MGM: She’s a real nice lady and she can sing her BUTT off…This time, Dan and John Landis wrote us into the script as owners of a Mercedes Benz dealership instead of the little kitchen. Dan and John are really nice guys!

TG: How about some of the newer school of blues guitar players…do you have any favorites?

MGM: Monster Mike (Welch) and Jonny Lang are good. And you’ve got a whole bunch of guys that are taking it even farther, like Joe Louis Walker. I like him, he’s a PLAYER, and a lot of people don’t know how good he can play. He’s definitely one of the guys that I tell people to check out. Also, Coco Montoya is good, I like the way he sounds! You’ve got a whole bunch of them out there.

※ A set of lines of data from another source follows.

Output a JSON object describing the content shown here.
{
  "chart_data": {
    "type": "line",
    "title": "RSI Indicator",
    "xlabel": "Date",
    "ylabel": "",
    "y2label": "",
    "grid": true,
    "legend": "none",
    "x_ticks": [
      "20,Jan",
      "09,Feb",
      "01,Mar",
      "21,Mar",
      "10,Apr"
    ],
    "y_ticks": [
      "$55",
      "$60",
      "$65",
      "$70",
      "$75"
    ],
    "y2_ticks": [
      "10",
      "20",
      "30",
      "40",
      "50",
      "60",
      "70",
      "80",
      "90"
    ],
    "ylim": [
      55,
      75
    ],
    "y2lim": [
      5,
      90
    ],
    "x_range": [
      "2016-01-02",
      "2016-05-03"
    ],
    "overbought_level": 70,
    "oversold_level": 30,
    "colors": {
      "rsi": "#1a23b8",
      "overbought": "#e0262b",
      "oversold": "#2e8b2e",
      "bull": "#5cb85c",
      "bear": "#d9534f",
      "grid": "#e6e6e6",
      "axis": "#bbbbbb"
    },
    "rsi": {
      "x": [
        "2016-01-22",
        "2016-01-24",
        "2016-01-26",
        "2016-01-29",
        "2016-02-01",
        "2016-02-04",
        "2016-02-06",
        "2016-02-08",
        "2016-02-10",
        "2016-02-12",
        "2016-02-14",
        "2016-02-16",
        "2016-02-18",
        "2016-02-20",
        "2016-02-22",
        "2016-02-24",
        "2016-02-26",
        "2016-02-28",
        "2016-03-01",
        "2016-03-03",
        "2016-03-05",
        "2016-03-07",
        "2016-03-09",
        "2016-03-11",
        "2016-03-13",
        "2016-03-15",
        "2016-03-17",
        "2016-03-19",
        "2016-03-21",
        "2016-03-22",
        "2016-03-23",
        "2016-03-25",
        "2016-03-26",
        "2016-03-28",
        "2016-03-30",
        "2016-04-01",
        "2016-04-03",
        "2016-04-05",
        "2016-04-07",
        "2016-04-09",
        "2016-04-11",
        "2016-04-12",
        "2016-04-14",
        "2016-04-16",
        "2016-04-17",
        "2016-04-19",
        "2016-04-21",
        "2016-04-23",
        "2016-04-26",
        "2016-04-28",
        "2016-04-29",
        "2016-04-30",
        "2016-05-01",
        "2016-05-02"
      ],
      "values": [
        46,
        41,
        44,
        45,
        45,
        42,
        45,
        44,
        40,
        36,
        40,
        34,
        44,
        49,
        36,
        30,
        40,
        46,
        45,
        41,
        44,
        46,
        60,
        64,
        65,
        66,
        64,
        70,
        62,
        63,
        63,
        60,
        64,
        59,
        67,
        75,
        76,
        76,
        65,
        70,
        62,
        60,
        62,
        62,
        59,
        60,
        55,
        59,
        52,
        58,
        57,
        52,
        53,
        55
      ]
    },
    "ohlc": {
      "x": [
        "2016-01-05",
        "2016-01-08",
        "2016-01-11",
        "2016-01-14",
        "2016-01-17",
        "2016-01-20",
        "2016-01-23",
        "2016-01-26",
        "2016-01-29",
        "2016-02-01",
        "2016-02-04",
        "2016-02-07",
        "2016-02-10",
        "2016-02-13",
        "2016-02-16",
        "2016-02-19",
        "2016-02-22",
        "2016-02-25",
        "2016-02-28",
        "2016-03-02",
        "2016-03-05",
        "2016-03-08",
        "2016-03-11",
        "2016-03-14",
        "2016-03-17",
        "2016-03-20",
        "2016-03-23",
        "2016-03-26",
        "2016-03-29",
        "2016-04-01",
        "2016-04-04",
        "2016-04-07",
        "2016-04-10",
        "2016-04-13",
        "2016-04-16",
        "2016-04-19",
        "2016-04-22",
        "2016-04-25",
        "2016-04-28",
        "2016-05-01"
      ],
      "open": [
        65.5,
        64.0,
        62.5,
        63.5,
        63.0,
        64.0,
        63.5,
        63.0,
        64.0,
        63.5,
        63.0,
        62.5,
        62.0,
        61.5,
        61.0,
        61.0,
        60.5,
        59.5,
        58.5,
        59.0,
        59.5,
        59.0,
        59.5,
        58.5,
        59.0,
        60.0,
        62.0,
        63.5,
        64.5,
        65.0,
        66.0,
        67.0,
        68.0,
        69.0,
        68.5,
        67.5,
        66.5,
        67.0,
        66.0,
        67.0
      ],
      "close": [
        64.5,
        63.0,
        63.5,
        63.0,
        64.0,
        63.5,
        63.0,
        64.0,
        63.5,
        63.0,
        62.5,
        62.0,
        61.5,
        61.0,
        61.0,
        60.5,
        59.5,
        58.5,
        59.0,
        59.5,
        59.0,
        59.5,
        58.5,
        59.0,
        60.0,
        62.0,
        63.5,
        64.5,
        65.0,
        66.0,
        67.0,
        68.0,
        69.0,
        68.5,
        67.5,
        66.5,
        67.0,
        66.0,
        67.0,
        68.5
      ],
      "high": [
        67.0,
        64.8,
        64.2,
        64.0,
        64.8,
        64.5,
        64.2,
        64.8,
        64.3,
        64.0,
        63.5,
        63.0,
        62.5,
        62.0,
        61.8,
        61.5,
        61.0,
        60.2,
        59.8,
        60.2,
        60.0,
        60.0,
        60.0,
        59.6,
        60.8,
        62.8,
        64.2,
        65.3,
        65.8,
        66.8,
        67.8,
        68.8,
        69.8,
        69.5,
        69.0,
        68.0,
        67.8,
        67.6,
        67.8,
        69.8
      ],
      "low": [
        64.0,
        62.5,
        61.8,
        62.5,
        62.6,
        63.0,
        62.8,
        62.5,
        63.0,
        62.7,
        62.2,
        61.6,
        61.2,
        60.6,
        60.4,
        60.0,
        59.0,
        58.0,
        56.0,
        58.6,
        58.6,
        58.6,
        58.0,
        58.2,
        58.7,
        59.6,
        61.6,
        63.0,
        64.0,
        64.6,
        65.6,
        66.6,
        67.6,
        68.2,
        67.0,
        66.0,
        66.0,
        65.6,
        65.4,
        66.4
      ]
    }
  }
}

TG: I hear you are working on a new recording right now…what can you tell us about it?

MGM: Yup, I’m doing another cd now for Roesch Records. The last one "The Blues Don’t Bother Me" did really well. This one will feature Mitch Chakour on vocals and Hammond, my nephew Floyd Murphy on drums, Howard Eldridge on vocals, and a couple of guys from The Saturday Night Live Band - Leon Pendaris on keyboards and Tom Barney on bass.

TG: Any message that you want to send out to our readers?

MGM: Yeah, take a look at the Matt Murphy model of Cort guitars! It’s definitely a really good guitar. And one thing I’ve always said about guitar is.. It’s about learning…you can’t learn enough, and that’s so good about it! You can be there for ages trying to learn this stuff, and if you are able to absorb it and express it, that’s great!

TG: Thanks a bunch Matt, and good luck with the album, tour, movie, and guitar!

MGM: Tell me Tom, are they paying me for this interview?

TG: Ahhh, I don’t think they do that…

MGM: HA, HA, HA!!! Thanks, its been a lot of fun!